细如薄纱的雨自寅末便悄悄垂落,到天亮仍未停,将御街洗得乌油油发亮。
辰时三刻,太极门鼓声九通,朱漆铜钉的大门在沉闷声中缓缓洞开。
三百多名贡士鱼贯而入,俱着月白细布深衣,头戴黑纱方角帽,腰间仅悬一枚奉天殿试的铜腰牌。
雨丝斜斜地扑在他们脸上,却无人敢抬袖去拭,只把脊背挺得更直。
洛曦宁便立在门楼右侧的望阙亭里。
此处是宗室女眷遥瞻金銮的僻静之所,平日极少开启,今日却也是因为太后懿旨,才得以启钥。
“小姐,您站得太靠前了。”
蓝雪在洛曦宁身后小声提醒道,将手中的鎏金小手炉递了过去。
洛曦宁“嗯”了一声,指尖却将小炉推回,半步未退。
她立在望阙亭最外沿的青石条上,软缎鞋底几乎踩进凹洼里的积水,冰凉瞬间爬上踝骨。
雨幕厚重,像一匹灰纱,把丹陛广场笼得影影绰绰。
她的目光从东扫到西,又从西扫回。穿过雨幕,想要看这里面究竟有没有乔同甫?
她费了那么多的心思,才设计他没了好名声,失去了科考资格。
可那人居然依旧没有残疾,反而跟着女主来到了京城,用文采博得了一众好名声。
如今,要是真的跟原着一样,让他得了状元的话,那......
洛曦宁指尖的锦帕被拧得变了形。
蓝雪看得心惊,小声劝:“小姐,帕子要碎了……”
洛曦宁这才松了半分力道,却仍将帕子按在胸口,仿佛只有这样,那颗焦躁的心才不会随时蹦出来。

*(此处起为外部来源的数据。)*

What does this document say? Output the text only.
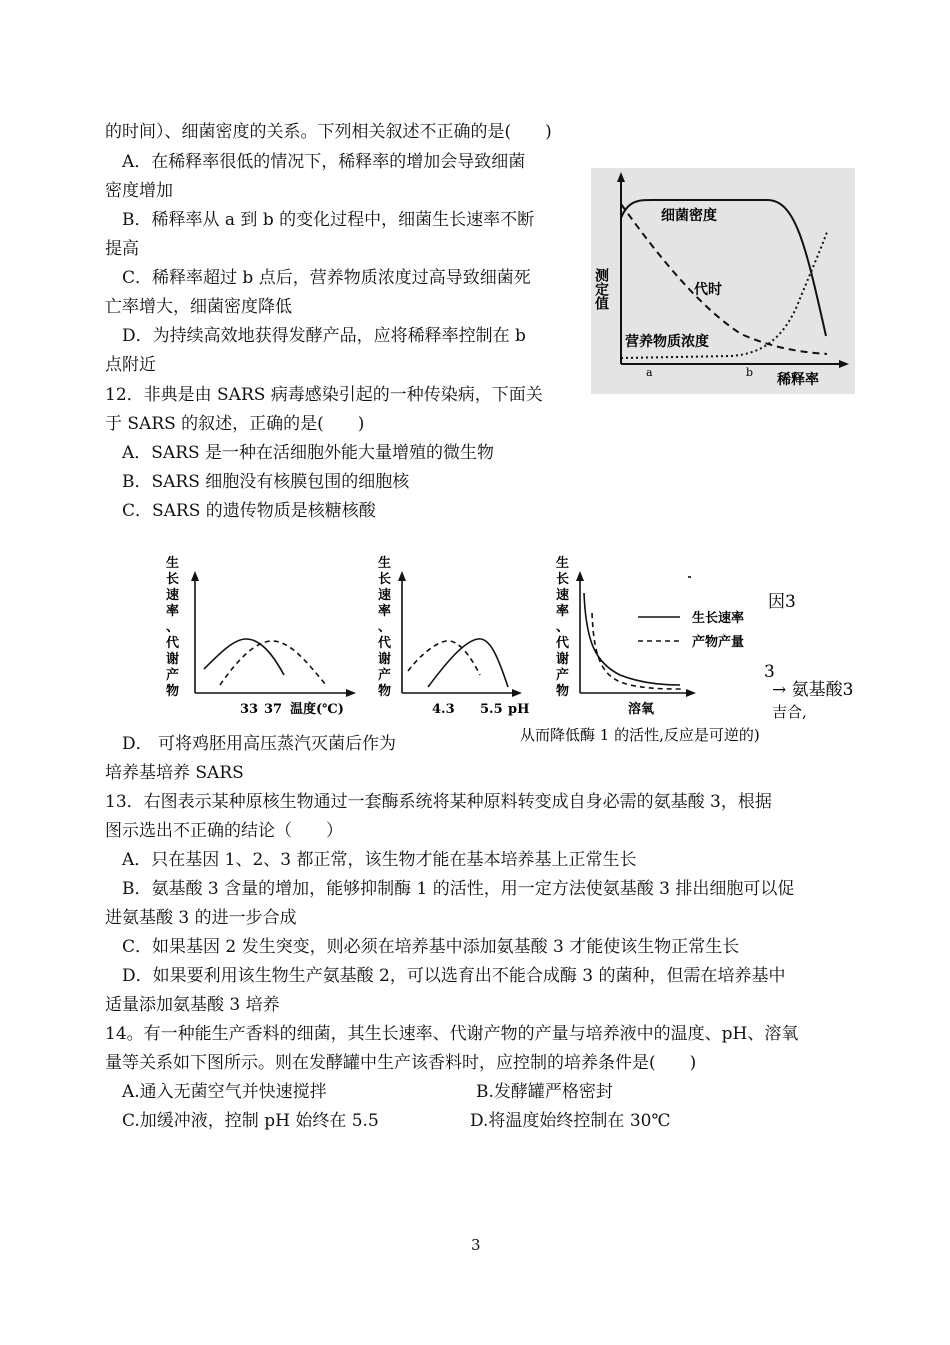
的时间）、细菌密度的关系。下列相关叙述不正确的是(　　)
A．在稀释率很低的情况下，稀释率的增加会导致细菌
密度增加
B．稀释率从 a 到 b 的变化过程中，细菌生长速率不断
提高
C．稀释率超过 b 点后，营养物质浓度过高导致细菌死
亡率增大，细菌密度降低
D．为持续高效地获得发酵产品，应将稀释率控制在 b
点附近
细菌密度
代时
营养物质浓度
测定值
a	b 稀释率
12．非典是由 SARS 病毒感染引起的一种传染病，下面关
于 SARS 的叙述，正确的是(　　)
A．SARS 是一种在活细胞外能大量增殖的微生物
B．SARS 细胞没有核膜包围的细胞核
C．SARS 的遗传物质是核糖核酸
生
长
速
率
、
代
谢
产
物
33 37 温度(℃)
生
长
速
率
、
代
谢
产
物
4.3 5.5 pH
生
长
速
率
、
代
谢
产
物
溶氧
生长速率
产物产量
因3
3
→ 氨基酸3
吉合,
从而降低酶 1 的活性,反应是可逆的)
D． 可将鸡胚用高压蒸汽灭菌后作为
培养基培养 SARS
13．右图表示某种原核生物通过一套酶系统将某种原料转变成自身必需的氨基酸 3，根据
图示选出不正确的结论（　　）
A．只在基因 1、2、3 都正常，该生物才能在基本培养基上正常生长
B．氨基酸 3 含量的增加，能够抑制酶 1 的活性，用一定方法使氨基酸 3 排出细胞可以促
进氨基酸 3 的进一步合成
C．如果基因 2 发生突变，则必须在培养基中添加氨基酸 3 才能使该生物正常生长
D．如果要利用该生物生产氨基酸 2，可以选育出不能合成酶 3 的菌种，但需在培养基中
适量添加氨基酸 3 培养
14。有一种能生产香料的细菌，其生长速率、代谢产物的产量与培养液中的温度、pH、溶氧
量等关系如下图所示。则在发酵罐中生产该香料时，应控制的培养条件是(　　)
A.通入无菌空气并快速搅拌	B.发酵罐严格密封
C.加缓冲液，控制 pH 始终在 5.5	D.将温度始终控制在 30℃
3
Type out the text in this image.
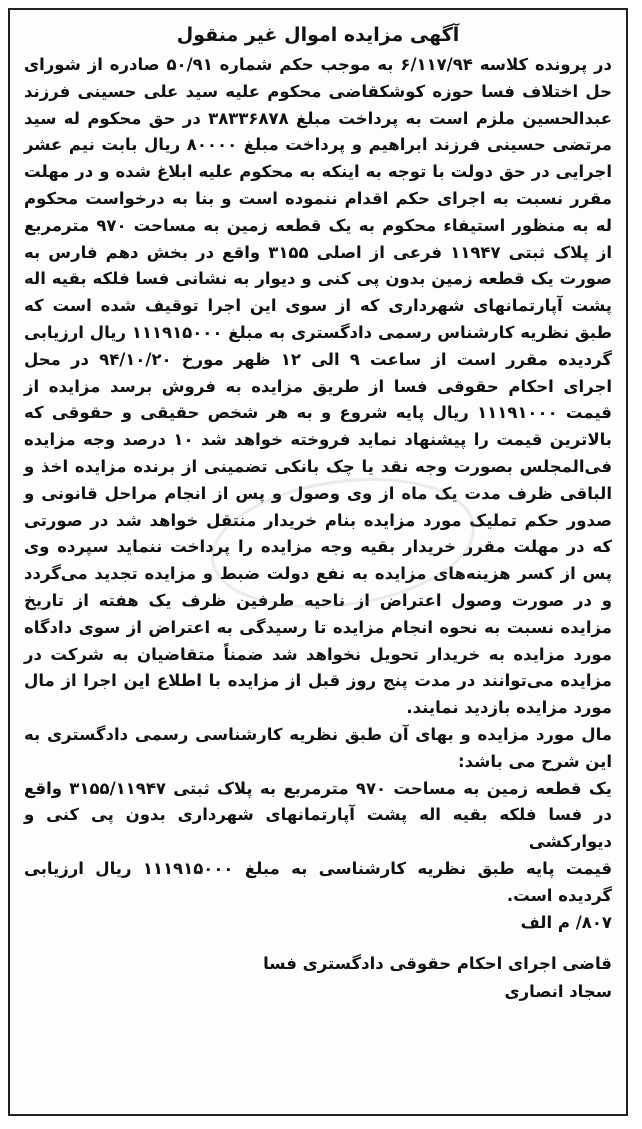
آگهی مزایده اموال غیر منقول

در پرونده کلاسه ۶/۱۱۷/۹۴ به موجب حکم شماره ۵۰/۹۱ صادره از شورای حل اختلاف فسا حوزه کوشکقاضی محکوم علیه سید علی حسینی فرزند عبدالحسین ملزم است به پرداخت مبلغ ۳۸۳۳۶۸۷۸ در حق محکوم له سید مرتضی حسینی فرزند ابراهیم و پرداخت مبلغ ۸۰۰۰۰ ریال بابت نیم عشر اجرایی در حق دولت با توجه به اینکه به محکوم علیه ابلاغ شده و در مهلت مقرر نسبت به اجرای حکم اقدام ننموده است و بنا به درخواست محکوم له به منظور استیفاء محکوم به یک قطعه زمین به مساحت ۹۷۰ مترمربع از پلاک ثبتی ۱۱۹۴۷ فرعی از اصلی ۳۱۵۵ واقع در بخش دهم فارس به صورت یک قطعه زمین بدون پی کنی و دیوار به نشانی فسا فلکه بقیه اله پشت آپارتمانهای شهرداری که از سوی این اجرا توقیف شده است که طبق نظریه کارشناس رسمی دادگستری به مبلغ ۱۱۱۹۱۵۰۰۰ ریال ارزیابی گردیده مقرر است از ساعت ۹ الی ۱۲ ظهر مورخ ۹۴/۱۰/۲۰ در محل اجرای احکام حقوقی فسا از طریق مزایده به فروش برسد مزایده از قیمت ۱۱۱۹۱۰۰۰ ریال پایه شروع و به هر شخص حقیقی و حقوقی که بالاترین قیمت را پیشنهاد نماید فروخته خواهد شد ۱۰ درصد وجه مزایده فی‌المجلس بصورت وجه نقد یا چک بانکی تضمینی از برنده مزایده اخذ و الباقی ظرف مدت یک ماه از وی وصول و پس از انجام مراحل قانونی و صدور حکم تملیک مورد مزایده بنام خریدار منتقل خواهد شد در صورتی که در مهلت مقرر خریدار بقیه وجه مزایده را پرداخت ننماید سپرده وی پس از کسر هزینه‌های مزایده به نفع دولت ضبط و مزایده تجدید می‌گردد و در صورت وصول اعتراض از ناحیه طرفین ظرف یک هفته از تاریخ مزایده نسبت به نحوه انجام مزایده تا رسیدگی به اعتراض از سوی دادگاه مورد مزایده به خریدار تحویل نخواهد شد ضمناً متقاضیان به شرکت در مزایده می‌توانند در مدت پنج روز قبل از مزایده با اطلاع این اجرا از مال مورد مزایده بازدید نمایند.

مال مورد مزایده و بهای آن طبق نظریه کارشناسی رسمی دادگستری به این شرح می باشد:

یک قطعه زمین به مساحت ۹۷۰ مترمربع به پلاک ثبتی ۳۱۵۵/۱۱۹۴۷ واقع در فسا فلکه بقیه اله پشت آپارتمانهای شهرداری بدون پی کنی و دیوارکشی

قیمت پایه طبق نظریه کارشناسی به مبلغ ۱۱۱۹۱۵۰۰۰ ریال ارزیابی گردیده است.

۸۰۷/ م الف

قاضی اجرای احکام حقوقی دادگستری فسا
سجاد انصاری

“这不是安阳县主吗?”一道女音响起,打断了她的思绪。
洛曦宁回眸,檐下立着一女,正是新上任的御史中丞陆大人的嫡女陆雪樱。
一袭绯色遍地金百蝶裙,愈发衬得她唇色艳艳。
身后跟着两个贴身丫鬟,一人抱炉,一人捧匣,俱是眼皮子不抬的倨傲。
洛曦宁心底厌恶,面上却只是淡淡颔首:“陆姑娘。”
陆雪樱掩唇轻笑,耳坠的两粒红宝晃出碎光:“县主也是来瞻仰状元风采的?可惜,今日怕是要落空了呢。”
洛曦宁眉心一跳,指尖在袖里无声攥紧。
那副神情落在陆雪樱眼里,比任何捧场都叫人快活。
她向前半步,绣鞋尖几乎踩到洛曦宁的裙角,声音压得极低:
“哎呀,对不住,我忘了。县主如今可是祁国太子妃,哪里还看得上区区状元?便是被赐为祁国太子贵妾的嘉和公主,听说都在宫里连夜抄《女则》,不敢与您争辉呢。”
话锋一转,她忽然抬手,染着凤仙花的指甲轻轻遮住唇角,声音却更低:
“不过,县主可听说昨儿酉正,城南驿馆后巷的那桩劫案?”
她顿住,满意地看见洛曦宁瞳孔骤缩,才继续道,“一名举子被蒙面人堵了嘴,麻袋一套,棍棒交加,直打到右腿寸寸折断,连右手的骨节也碾成了碎渣。”
说到此处,她故意停了一停,指尖轻轻一点下巴,做出一副天真的模样,眸底却是猫戏弄老鼠的残忍。
“更巧的是,那倒霉鬼自称是才名满京城的乔安公子,说是要金殿面圣、鸣冤洗雪。可如今......”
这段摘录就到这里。